I would like to meet a literary agent for a face-to face discussion. I’ve never met one. I’ve corresponded with dozens of literary agents, some of whom have even been kind enough to send me brief notes of refusal. Therefore, when I saw the obituary of David Miller, literary agent, who died, aged 50, on December 30 last year, I had to read it. What sort of person was he? Would I have gotten on with him? More importantly, would he have liked my books?
My pre-conceived notion of the ‘standard personality’ of a literary agent is: a slightly unattractive, introverted, intelligent, sensitive, artistic person with an emotional intelligence approaching zero. I would expect him or her to look up from a cluttered desk, behind which the shades are drawn, peer at me over half-moon spectacles, and inquire, “Yes?”
Having read the obituary of David Miller that appeared in the Daily Telegraph two days ago, I have concluded that my ‘literary agent standard personality’ is – at least in David Miller’s case, pretty far off target.
David Miller
The obituary says: “The son of a chartered surveyor, David Miller was born in Edinburgh on February 6, 1966, and educated at King’s School Canterbury, and at Girton College, Cambridge, where he read theology. After a short spell at a City recruitment consultancy, where he learned his formidable telephone-bashing skills, Miller joined the literary agency Rogers, Coleridge & White in 1990. One of the many ways in which the agency bucked tradition was to hire a succession of presentable young men to take calls and occupy the front desk. Miller, in his slender, younger days, equipped with a matinee-idol forelock and an expression that was somehow both sardonic and guileless, fitted the bill perfectly.
“He quickly became an agent, and set about building a stable of authors. His first client was the Booker-shortlisted novelist Nicola Barker. She later described him as ‘too wayward and funny and complex either for fiction or for real life. An absolute one-off.’ Some (of his clients) enjoyed considerable sales, notably Victoria Hislop, but Miller had the rare gift of seeming to care about money neither too much, nor too little. And if this was something of an act – posthumous revelations about him having one phone for his ‘wonga’ clients and one for the rest would have pricked several authors’ amour propre – it was a useful and educational one.
“Business was generally conducted over lunch. Miller would arrive all of a kerfuffle, like the White Rabbit. His personal style had evolved into a rather Doctor Who-ish blend of elegance and scruff _ moleskin, swirling scarves, on occasion even a fedora hat – a certain clerical sleekness combined with a tangible air of mischief, he would . . . after a rapid gossip download, produce a book proposal or a chunk of manuscript, marked up with a proper fountain pen. In the conviviality of what ensued, at the end of which authors would find themselves deposited on a pavement somewhere in west London, the late afternoon sunshine stinging their eyes, it was easy to overlook the rigour that Miller had brought to the preceding couple of hours.

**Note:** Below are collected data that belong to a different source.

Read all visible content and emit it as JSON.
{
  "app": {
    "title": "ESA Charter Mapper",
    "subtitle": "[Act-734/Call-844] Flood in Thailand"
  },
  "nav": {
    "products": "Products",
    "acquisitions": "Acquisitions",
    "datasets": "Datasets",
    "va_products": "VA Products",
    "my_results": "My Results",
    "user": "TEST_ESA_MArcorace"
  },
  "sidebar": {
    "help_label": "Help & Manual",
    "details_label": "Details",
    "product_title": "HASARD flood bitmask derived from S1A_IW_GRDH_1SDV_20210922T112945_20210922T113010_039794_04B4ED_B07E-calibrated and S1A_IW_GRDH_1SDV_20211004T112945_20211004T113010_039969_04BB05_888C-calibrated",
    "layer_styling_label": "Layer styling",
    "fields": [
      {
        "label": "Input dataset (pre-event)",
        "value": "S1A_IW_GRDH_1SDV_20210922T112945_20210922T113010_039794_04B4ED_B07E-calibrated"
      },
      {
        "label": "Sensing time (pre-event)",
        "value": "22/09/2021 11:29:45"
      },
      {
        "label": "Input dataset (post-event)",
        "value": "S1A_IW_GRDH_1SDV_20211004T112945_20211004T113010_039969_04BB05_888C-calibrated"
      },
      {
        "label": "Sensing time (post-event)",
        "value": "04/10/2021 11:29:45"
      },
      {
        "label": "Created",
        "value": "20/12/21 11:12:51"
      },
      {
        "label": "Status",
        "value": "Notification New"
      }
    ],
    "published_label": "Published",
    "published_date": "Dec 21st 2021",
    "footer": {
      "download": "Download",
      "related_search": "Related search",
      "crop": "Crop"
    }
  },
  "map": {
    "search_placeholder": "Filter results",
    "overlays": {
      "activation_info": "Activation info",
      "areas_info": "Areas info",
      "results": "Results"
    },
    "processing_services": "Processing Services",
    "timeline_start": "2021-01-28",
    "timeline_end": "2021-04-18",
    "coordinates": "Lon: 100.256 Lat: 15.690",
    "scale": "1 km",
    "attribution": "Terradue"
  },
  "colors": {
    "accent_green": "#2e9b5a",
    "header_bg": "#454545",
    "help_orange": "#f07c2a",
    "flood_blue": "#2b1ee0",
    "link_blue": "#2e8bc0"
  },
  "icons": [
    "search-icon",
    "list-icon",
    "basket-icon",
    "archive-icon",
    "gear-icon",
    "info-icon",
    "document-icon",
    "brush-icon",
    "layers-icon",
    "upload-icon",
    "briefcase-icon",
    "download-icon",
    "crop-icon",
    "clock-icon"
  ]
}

“Ferdinand Mount writes: ‘David Miller wasn’t just and agent, he was a personal battery charger. Just to hear his thrilling stage whisper over the phone or to see him bounce round the corner in a huge jersey too heavy for the time of year with a bundle of manuscripts under his arm set you up for the day. He always knew how to persuade you to write a book you hadn’t particularly thought of writing, or how to rewrite it when it didn’t work, because he knew more about books than any publisher and himself wrote better than most of his clients. . . . He was fearless, unquenchable and the kindest man you could ever hope to meet.'”
I would say that David Miller was attractive, extroverted, intelligent, brash, artistic, with a sky-high emotional intelligence. I would have loved to have lunch with him even if he turned down my book proposal!
Thanks for writing such a nice article about my dad. I will never forgive myself for some of the things I said to him that I can never take back. I miss him hugely and only want to make him proud of who I am going to become. Taken too soon to see me leave the very school he went to as well as hopefully eventual marriage and grandchildren. Again thank you from myself and the people who my dad surrounded with for this article.